High Power Laser Science and Engineering

Light with spiral phases, known as optical vortex, can carry orbital angular momentum (OAM), and is widely applied in microscale matter manipulation, microscopy, optical communication, intense laser interaction with materials, and so on. With the development of ultrashort and ultra-high power lasers, whose vortex versions have drawn significant attention. However, the existing high-energy-flux mode-converter, large size reflective phase-plate installed at the end of the laser, suffers from expensive cost, low spatial resolution, limited damage threshold, and is disturbed by topological charge dispersion which can degrade the vortex quality. Broadband mode-converter, e.g. Q-plate (a half waveplate with the optical axis rotating with azimuth), can realize broadband mode conversion but the energy flux is limited by its small manufacturable size.


Recently, a Joint Research Group from Shenzhen University and Shanghai Institute of Optics and Fine Mechanics (CAS) reported a vortex laser chirped-pulse amplification (CPA) system that delivers pulses with a peak power of 45 TW and low topological dispersion. This scheme uses a broadband mode-converter to generate high-quality vortex seed, then amplify it with a series of high-power amplifiers. The challenge lies in much higher requirements of amplification gain symmetry for the vortex beam than for the traditional Gaussian beam. The amplification system includes four-stage CPA amplifiers, which can output 100 TW Gaussian pulses, as shown in the following figure. A broadband Q-plate-based mode-converter is inserted after the second amplifier to generate 18-mJ vortex seed pulse. The mode-converter consists of a Q-plate, two quarter-waveplate, and a polarizer, where the polarization of pure vortex mode is perpendicular to the Gaussian mode noise which can be filtered through the final polarizer, with a mode-matching bandwidth as broad as hundreds of nanometers. The seed is then injected into the following two 4-pass amplifiers to scale up the pulse energy to 1.8 J. These two amplifiers are pumped by flat-top super-Gaussian beams that can reduce the requirement of gain symmetry. After a pulse compressor, the vortex pulse is compressed to 29 fs with an energy of 1.3 J for topological charges of both 1 and 2. The focused intensity of the output pulse by an F/4 off-axis parabolic mirror is estimated up to 2.7×1019 W/cm2.

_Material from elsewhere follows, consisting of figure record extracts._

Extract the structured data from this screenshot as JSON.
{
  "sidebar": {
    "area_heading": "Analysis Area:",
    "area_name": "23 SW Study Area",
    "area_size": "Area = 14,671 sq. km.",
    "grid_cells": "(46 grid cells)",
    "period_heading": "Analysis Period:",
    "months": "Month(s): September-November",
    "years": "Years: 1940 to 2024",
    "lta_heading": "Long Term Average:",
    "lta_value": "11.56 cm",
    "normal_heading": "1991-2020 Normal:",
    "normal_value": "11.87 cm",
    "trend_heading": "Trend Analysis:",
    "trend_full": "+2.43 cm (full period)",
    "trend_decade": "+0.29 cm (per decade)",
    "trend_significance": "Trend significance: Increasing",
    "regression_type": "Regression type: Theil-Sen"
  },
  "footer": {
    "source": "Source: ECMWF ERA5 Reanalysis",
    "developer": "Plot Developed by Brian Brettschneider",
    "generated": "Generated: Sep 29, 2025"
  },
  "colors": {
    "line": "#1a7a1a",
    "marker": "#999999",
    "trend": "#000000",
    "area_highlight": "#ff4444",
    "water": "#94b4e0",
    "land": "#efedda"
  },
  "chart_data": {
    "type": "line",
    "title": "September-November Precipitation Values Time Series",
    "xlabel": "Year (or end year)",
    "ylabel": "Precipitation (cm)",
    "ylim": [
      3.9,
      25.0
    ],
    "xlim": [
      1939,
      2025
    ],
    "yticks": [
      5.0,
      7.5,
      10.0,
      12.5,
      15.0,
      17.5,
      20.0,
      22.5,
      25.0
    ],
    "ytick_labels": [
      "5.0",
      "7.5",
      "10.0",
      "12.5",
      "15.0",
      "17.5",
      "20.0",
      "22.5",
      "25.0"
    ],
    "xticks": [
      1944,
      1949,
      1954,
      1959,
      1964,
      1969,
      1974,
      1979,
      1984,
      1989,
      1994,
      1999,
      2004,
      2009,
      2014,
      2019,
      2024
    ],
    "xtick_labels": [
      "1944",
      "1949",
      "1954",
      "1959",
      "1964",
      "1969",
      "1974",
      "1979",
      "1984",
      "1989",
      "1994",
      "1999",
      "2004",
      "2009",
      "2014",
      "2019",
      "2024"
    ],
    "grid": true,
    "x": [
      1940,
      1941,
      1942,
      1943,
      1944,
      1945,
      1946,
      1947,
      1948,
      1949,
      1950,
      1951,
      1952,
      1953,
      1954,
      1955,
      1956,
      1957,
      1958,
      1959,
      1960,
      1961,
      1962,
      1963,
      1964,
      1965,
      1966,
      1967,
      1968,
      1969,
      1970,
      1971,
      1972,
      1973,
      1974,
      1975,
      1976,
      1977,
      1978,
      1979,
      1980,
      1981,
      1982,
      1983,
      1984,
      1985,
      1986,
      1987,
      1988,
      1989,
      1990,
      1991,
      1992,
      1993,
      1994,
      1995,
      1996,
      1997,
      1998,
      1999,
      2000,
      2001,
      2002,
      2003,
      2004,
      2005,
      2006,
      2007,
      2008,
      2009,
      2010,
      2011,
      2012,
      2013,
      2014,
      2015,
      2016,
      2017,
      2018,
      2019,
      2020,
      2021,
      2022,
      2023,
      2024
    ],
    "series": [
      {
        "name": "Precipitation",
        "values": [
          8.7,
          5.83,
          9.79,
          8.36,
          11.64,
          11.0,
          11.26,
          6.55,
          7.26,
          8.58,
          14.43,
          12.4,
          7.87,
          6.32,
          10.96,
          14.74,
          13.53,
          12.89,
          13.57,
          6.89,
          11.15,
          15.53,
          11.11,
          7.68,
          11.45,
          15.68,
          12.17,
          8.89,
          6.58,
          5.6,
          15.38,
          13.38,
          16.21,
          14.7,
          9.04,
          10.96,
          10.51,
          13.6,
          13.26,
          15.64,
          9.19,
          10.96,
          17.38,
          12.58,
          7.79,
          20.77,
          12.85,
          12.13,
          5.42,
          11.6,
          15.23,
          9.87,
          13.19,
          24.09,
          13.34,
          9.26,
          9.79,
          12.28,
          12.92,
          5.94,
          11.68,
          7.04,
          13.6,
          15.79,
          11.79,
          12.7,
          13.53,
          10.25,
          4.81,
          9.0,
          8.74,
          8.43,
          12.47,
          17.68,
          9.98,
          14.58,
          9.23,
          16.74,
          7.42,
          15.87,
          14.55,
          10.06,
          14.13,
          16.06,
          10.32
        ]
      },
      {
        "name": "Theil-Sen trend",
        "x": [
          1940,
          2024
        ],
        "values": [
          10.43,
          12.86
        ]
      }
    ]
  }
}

Graphic description: Schematics of the vortex CPA experimental setup (a) and the optical vortex mode-converter (b). Far-field profiles of the amplified vortex laser for topological charges of l=1 (c) and l=2 (d).


The report verifies that vortex seed directly amplified in a CPA system is an efficient way for the generation of high-power, high-quality vortex laser, the potential of PW vortex laser. This provides a powerful tool for the study of strong-field light physics, such as vortex particle acceleration, strong magnetic field generation, intense terahertz vortex, vortex high-order harmonic generation, astrophysical simulation, and so on.


The research is published in High Power Laser Science and Engineering, Volume 10, Issue 5 (Chen Z, Zheng S, Lu X, Wang X, Cai Y, Wang C, Zheng M, Ai Y, Leng Y, Xu S, Fan D. Forty-five terawatt vortex ultrashort laser pulses from a chirped-pulse amplification system [J]. High Power Laser Science and Engineering, 2022, 10(5): 05000e32).


"Nextly, we aim to scale up the pulse power to PW level. Of course, the imperfect adaptive optics, the uniformity of laser amplification, the amplified spontaneous emission ( ASE) from the laser crystals, and other unknown problems, are all our enemies. Nevertheless, it is challenging but exhilarating." Said Yi Cai, a member of the Research Group.